Liam was only 19 when Oasis took off, propelling him into a jetset lifestyle that was a world away from the streets where he grew up. He went straight from his mother Peggy’s terraced house in Burnage, Manchester, to living with Patsy Kensit in Primrose Hill, northwest London. “It happened at exactly the right time,” he says. “I spent the first 19 years of my life going: ‘What is this shit? It’s raining all the time, there’s no air in the football, the mushrooms have all been picked.’ I was digging holes in the street, thinking: I’d rather have the shakes from rock’n’roll than from a pneumatic drill. And you know what? It turned out great. There’s been no drink or drugs problems. I f***ed up on the personal front, but don’t we all?”
What would he be doing now if it hadn’t happened for him? “I’d be in Piccadilly Gardens in Manchester, smoking spice with the other zombies, pissing my pants and dribbling out of my ears.”
I suggest that working-class bands are suited to rock’n’roll because they see it all as a bonus while middle-class bands, suffering from guilt that they didn’t do something more useful with their lives, are the ones who end up in rehab.
With Yoko Ono in 2005
GETTY IMAGES
“I was thinking about that on me run this morning,” he says. “When working-class people get money, fame, horses and nice holidays, it’s all new. With them upstairs, they’ve already been on private jets. They’ve already stayed in villas on Barbados. If it’s not fought for it’s not worth it, so what do they do? They go mad. I feel sorry for them, actually.”
An Oasis reunion feels like more a case of if than when. Both Gallaghers have solo albums out in the autumn, but the lure of having 150,000 people sing Wonderwall or Rock’n’Roll Star back at them on the Pyramid Stage must surely be too strong to resist for ever. I would put it at 2019.
“Mate, it’s not up to me, is it?” says Liam. “It’s in the hands of Noel. He’s got the biggest power and that’s what pisses me off. It will depend on how his solo records go because his ego is out of control and he won’t be able to handle it if it dwindles, but he’s obviously got a massive problem with me. As far as I’m concerned, it was a minor argument that broke up Oasis. We’ve had worse. I heard talk about him doing a solo career five years before, so he used it to jump ship.
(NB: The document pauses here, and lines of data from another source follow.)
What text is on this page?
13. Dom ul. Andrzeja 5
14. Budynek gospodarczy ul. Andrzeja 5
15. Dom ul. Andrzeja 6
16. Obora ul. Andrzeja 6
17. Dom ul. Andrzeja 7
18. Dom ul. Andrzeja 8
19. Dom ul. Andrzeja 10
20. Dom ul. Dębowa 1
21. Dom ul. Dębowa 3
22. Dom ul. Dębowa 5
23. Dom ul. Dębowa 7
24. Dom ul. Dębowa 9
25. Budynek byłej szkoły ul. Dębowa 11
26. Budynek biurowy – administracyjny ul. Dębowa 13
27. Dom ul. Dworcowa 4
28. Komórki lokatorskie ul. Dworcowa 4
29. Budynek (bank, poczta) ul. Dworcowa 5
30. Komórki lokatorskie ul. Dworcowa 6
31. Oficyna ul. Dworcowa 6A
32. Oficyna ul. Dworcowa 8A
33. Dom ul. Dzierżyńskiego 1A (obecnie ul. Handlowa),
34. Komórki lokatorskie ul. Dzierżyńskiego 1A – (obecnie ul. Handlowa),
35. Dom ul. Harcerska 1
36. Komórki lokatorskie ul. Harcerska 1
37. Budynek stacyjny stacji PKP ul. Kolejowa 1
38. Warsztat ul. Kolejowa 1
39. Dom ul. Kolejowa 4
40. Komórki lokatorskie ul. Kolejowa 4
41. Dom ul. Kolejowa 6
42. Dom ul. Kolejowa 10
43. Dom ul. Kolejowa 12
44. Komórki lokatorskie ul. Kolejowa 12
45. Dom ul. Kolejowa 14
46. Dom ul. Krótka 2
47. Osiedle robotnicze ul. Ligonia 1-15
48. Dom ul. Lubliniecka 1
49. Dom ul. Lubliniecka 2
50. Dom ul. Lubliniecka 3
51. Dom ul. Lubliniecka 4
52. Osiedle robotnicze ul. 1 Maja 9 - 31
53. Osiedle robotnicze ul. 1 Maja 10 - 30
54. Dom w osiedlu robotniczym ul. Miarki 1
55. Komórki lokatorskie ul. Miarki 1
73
Right now I can’t give a shit about Oasis, Noel or his shit fans.”
When we head down to Waterlow Park in Highgate for the photo shoot, Gallagher, in an age when boy-next-door types such as Ed Sheeran have taken over the charts and the main stage at Glastonbury, still looks and acts every inch the rock star. Teenagers walking past ask him for his autograph. He boasts about the photographs of cancerous lungs on cigarette packets failing to scare him off his nicotine habit. Never before has a man been able to imbue the wearing of an oversized blue and yellow anorak with such menace.
“It’s a good life, rock’n’roll,” he says philosophically, as we walk back up Highgate Hill. “But you have to commit to it. There’s a lot more to being in a band than writing songs, you know. There’s always something that needs throwing out of the window, someone who needs flicking on the nose, and that line’s not going to snort itself. While Noel took the route of being Macca, I took the route of being Keith Moon and I’m very proud of that. And I did a bit of singing. Do you know what I mean?”
He looks at me, before nodding in agreement with himself. “You know what I mean.”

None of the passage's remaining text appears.